Career-Women in Ladies Room
Dingo and Khanna both work in the white-collar communications industry; Dingo is a freelance social media manager and Khanna works for a marketing firm. Ladies Room portrays the characters’ desire to excel in their careers as well as the challenges that they face along the way. Khanna’s unnamed male boss represents India’s sexist corporate culture. The boss makes unreasonable demands and grills Khanna over small issues, such as a misplaced comma; these behaviors are meant to showcase the prevalence of workplace bullying against women workers in India, which Khanna tries to push back against.
Ladies Room also highlights the struggles that millennial workers face because of their near-constant availability via digital technologies. Khanna’s boss frequently makes demands of Khanna outside of work hours, while also “throw[ing] insults at Khanna, charg[ing] her as incompetent and lazy, and demand[ing] instantaneous, ‘drop-everything now’ assistance and immediate results.” Because these experiences are shown from Khanna’s perspective, Ghosh, Parameswaran, and Rao argue that the show challenges sexist norms and also highlights how women’s friendships can offer solace when dealing with these issues.

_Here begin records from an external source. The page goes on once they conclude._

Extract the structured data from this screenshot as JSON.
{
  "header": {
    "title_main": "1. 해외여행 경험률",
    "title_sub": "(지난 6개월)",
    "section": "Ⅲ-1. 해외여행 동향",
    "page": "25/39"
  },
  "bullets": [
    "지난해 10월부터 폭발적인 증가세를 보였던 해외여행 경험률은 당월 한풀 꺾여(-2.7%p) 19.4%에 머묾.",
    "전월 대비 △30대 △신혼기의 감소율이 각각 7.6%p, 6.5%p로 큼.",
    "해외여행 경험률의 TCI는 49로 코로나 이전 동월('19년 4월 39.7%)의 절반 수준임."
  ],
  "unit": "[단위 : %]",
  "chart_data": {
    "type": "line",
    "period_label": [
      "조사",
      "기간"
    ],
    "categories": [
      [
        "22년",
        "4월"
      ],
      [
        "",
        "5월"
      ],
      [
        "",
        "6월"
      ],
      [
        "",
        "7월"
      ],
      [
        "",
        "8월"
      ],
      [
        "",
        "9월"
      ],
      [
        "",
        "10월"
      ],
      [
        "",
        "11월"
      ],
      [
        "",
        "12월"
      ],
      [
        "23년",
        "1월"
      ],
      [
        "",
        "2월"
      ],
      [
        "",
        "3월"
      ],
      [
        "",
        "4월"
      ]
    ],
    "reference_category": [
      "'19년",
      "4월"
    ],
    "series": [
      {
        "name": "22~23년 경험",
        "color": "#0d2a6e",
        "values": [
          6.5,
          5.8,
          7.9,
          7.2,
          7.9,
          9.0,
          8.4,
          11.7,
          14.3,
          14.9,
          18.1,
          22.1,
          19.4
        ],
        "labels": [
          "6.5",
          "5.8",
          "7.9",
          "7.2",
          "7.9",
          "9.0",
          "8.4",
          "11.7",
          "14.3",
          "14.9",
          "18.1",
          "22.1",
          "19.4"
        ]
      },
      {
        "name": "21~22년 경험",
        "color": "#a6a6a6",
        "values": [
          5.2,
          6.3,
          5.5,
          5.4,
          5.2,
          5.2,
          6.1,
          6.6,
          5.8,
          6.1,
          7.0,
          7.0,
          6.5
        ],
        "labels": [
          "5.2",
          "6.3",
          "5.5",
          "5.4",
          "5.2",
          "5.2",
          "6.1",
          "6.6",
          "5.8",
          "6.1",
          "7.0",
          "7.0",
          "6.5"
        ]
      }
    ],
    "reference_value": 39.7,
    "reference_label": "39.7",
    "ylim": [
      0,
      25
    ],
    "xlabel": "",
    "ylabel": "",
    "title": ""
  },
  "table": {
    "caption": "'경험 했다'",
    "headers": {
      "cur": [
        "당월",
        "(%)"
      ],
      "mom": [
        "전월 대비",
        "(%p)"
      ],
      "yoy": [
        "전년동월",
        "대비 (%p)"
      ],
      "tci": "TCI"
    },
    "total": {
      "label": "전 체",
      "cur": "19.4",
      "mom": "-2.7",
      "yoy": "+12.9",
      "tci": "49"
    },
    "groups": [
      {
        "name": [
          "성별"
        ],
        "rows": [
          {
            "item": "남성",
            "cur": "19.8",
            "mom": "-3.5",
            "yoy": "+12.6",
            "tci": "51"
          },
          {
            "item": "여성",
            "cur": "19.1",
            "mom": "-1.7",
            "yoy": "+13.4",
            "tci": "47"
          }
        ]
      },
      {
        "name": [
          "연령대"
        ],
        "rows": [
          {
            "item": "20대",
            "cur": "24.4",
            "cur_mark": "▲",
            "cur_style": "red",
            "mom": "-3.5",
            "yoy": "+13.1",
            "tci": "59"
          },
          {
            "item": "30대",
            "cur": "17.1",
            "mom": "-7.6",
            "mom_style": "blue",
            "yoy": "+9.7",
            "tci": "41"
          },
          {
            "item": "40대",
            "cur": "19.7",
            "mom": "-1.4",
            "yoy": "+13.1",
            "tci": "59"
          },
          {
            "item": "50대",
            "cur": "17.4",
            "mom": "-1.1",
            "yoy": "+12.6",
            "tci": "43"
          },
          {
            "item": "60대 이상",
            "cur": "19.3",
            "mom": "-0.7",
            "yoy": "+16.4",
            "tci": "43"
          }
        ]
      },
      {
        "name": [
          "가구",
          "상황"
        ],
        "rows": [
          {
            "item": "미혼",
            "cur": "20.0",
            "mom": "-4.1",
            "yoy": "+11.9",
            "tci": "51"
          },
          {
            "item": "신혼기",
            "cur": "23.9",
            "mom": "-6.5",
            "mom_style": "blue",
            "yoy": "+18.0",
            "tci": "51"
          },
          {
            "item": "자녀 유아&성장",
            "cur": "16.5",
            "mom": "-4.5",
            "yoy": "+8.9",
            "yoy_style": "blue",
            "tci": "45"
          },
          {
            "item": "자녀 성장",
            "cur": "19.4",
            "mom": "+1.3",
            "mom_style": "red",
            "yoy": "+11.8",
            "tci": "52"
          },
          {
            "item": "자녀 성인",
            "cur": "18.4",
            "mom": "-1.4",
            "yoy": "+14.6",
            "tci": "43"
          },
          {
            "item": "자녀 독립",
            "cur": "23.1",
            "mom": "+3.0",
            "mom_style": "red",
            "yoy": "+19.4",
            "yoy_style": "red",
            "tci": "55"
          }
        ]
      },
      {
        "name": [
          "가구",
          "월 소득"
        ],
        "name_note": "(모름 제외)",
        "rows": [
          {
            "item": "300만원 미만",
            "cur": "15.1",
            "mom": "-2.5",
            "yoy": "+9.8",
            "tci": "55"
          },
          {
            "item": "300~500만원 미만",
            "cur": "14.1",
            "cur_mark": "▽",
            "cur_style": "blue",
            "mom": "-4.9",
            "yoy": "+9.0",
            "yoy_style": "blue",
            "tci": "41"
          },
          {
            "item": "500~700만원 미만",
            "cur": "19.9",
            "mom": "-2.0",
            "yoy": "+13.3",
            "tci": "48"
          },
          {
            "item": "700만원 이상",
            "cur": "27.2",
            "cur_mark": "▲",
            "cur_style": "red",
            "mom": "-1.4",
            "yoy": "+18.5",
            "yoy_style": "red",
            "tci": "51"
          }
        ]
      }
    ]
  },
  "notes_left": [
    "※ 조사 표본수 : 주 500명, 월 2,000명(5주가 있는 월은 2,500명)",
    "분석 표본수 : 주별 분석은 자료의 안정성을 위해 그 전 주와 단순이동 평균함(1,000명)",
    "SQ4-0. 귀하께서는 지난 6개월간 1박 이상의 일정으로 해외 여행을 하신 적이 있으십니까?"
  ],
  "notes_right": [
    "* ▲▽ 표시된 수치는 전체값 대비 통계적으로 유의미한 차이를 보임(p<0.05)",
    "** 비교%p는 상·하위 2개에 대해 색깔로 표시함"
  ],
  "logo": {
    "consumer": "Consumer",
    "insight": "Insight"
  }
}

While Khanna’s narrative interrogates office culture, Dingo navigates the attention economy and “hope labor” by doing work for digital exposure in the hopes that it will eventually lead to a job. After being forced to relocate into Khanna’s sister Raveena’s apartment, Dingo begins a Twitter account, “@Bitchydidi” (bitchysister) that chronicles the banter between Raveena and Khanna. At first, Dingo ghostwrites blogs for Raveena in place of rent. Later, Dingo fails to secure a high-profile social media job, but the Twitter account eventually leads to more opportunities because of a viral tweet. The authors argue that this narrative points to Dingo’s “resilience under trying circumstances.”
Conclusion
Ladies Room weaves together comedy and drama to address pressing issues that young Indian women face today, including unplanned pregnancy and workplace sexism. Within the Indian political context, Ghosh, Parameswaran, and Rao argue that Dingo and Khanna “disrupt the agendas of Hindu nationalism, which polices women’s bodies and subjectivities to uphold caste supremacy and cultural chauvinism.” However, the authors note, the show’s focus on two upper-caste women simultaneously obscures the experiences of working-class and non-English speaking women in India.